A adoção de práticas sustentáveis tem mostrado resultados positivos para o produtor rural, tanto na economia de gastos quanto na produtividade. “Diminuindo o uso de defensivos e ajustando a irrigação, as plantas dão frutos maiores e mais saudáveis. No começo do ano, perdi umas 2 mil mudas de morango, mas as que vingaram produziram muito bem. O frio, à noite, ajudou, pois o morango gosta da diferença de temperatura entre dia e noite, a chamada inversão térmica”, explicou o produtor.

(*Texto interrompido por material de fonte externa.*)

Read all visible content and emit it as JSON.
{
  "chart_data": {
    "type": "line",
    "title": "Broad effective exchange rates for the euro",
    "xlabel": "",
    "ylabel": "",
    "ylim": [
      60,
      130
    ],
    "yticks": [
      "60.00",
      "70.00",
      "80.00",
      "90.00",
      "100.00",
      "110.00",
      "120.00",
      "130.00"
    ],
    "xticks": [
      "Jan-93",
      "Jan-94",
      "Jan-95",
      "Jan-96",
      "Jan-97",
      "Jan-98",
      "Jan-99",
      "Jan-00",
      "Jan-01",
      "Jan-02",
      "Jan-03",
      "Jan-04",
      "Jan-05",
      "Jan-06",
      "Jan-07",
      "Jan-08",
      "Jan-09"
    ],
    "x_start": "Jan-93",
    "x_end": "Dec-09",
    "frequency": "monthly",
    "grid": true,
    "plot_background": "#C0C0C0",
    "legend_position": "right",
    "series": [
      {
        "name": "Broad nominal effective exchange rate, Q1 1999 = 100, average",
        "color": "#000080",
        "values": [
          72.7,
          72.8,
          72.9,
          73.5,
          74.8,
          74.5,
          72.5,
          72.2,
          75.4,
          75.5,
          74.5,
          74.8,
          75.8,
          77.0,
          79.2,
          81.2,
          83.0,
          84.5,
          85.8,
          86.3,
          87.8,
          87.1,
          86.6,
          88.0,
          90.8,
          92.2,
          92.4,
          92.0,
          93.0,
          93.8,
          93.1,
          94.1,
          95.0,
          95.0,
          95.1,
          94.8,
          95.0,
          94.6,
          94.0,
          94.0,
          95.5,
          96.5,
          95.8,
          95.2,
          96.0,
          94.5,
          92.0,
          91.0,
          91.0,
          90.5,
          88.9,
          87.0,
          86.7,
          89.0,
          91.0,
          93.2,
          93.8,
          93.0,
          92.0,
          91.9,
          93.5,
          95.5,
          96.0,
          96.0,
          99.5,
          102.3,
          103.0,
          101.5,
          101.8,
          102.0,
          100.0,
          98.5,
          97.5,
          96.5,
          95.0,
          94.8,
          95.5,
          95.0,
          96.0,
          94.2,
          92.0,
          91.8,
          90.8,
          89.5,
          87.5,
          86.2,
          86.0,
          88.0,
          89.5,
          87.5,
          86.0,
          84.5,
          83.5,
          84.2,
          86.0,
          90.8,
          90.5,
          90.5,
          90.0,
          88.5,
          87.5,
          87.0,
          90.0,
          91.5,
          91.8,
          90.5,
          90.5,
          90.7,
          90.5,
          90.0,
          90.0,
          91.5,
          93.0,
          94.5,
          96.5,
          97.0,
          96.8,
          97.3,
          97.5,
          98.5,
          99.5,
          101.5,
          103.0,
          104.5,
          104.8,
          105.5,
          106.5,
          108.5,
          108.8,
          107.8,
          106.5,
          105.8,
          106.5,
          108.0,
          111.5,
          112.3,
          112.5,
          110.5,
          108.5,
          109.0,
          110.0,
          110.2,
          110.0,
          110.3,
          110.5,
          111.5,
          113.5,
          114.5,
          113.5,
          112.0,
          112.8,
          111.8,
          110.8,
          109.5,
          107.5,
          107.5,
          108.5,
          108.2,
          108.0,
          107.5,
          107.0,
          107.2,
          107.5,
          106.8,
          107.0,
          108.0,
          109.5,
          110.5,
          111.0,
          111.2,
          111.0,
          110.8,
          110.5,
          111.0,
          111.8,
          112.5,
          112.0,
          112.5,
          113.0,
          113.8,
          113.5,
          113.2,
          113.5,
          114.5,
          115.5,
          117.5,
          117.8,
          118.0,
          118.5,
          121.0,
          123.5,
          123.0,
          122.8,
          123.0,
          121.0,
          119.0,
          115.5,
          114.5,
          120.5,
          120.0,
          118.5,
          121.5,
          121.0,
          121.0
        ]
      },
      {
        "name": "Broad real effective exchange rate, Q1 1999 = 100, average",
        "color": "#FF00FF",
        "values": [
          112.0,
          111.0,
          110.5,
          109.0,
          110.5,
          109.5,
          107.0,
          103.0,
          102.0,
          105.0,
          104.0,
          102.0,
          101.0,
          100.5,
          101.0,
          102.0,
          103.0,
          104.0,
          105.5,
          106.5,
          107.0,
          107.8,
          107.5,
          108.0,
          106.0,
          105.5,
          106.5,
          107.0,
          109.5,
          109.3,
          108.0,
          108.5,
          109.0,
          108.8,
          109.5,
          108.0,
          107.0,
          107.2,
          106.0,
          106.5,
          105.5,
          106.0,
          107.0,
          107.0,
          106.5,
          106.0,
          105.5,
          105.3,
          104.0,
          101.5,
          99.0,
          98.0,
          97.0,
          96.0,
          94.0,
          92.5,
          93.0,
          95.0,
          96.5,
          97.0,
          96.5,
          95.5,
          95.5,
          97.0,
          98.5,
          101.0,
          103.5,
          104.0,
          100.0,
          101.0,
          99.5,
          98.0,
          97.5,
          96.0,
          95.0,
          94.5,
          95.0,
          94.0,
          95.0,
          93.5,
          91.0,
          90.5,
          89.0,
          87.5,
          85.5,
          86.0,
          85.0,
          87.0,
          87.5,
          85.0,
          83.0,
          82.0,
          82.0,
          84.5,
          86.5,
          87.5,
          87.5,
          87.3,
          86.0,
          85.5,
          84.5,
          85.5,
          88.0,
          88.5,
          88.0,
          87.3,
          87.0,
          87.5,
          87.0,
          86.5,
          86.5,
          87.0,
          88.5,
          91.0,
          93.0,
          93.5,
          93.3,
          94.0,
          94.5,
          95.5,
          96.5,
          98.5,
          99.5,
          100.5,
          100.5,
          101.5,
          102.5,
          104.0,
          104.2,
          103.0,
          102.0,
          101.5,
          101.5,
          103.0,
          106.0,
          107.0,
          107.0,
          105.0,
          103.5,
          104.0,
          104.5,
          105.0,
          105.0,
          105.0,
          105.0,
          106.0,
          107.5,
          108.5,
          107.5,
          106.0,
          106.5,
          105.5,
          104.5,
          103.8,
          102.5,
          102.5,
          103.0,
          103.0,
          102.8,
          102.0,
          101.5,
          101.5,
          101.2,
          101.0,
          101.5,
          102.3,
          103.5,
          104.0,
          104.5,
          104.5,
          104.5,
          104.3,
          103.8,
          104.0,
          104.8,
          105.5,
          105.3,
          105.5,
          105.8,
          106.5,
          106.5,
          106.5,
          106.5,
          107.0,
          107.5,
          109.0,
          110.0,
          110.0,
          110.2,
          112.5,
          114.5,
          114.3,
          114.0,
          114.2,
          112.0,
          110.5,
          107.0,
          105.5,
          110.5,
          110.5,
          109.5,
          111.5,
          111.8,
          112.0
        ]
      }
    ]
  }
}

Além de economizar água, essas práticas reduzem custos. “Antes, eu gastava cerca de R$ 800 por mês de energia. Com irrigação por gotejamento e controle do tempo e quantidade de água, consegui reduzir quase 40% desse custo. Muita gente acha que sustentabilidade é gasto, mas, na prática, ela faz economizar”, ressaltou.
Desafios na preservação
Segundo o engenheiro-agrônomo da Emater-DF Antonio Dantas, ainda existem gargalos importantes na conservação das nascentes e na redução do impacto agrícola sobre os recursos hídricos. “Trabalhamos com a redução do uso de agrotóxicos e oferecemos capacitações para que os agricultores aprendam técnicas mais seguras. Mas muitos ainda aplicam adubos químicos sem análise prévia do solo ou consideração dos micro-organismos que o mantêm fértil, o que prejudica a sustentabilidade”, explicou.
Outro ponto central é a preservação e a recuperação das Áreas de Preservação Permanente (APPs), atribuições institucionais do Instituto Brasília Ambiental (Ibram), que incluem as margens de rios e nascentes. Essas áreas ajudam a manter a infiltração, evitar erosão e assoreamento dos cursos d’água e proteger a qualidade da água. Para enfrentar esses desafios, existem programas de recuperação em parceria com a Adasa, o Ministério do Meio Ambiente e organizações locais.
Um exemplo é o Programa Produtor de Água do Pipiripau, que incentiva agricultores a preservar nascentes e áreas de vegetação nativa. Participantes recebem pagamento por serviços ambientais para adotar práticas como reflorestamento, recuperação de áreas degradadas e construção de estruturas de conservação do solo e da água.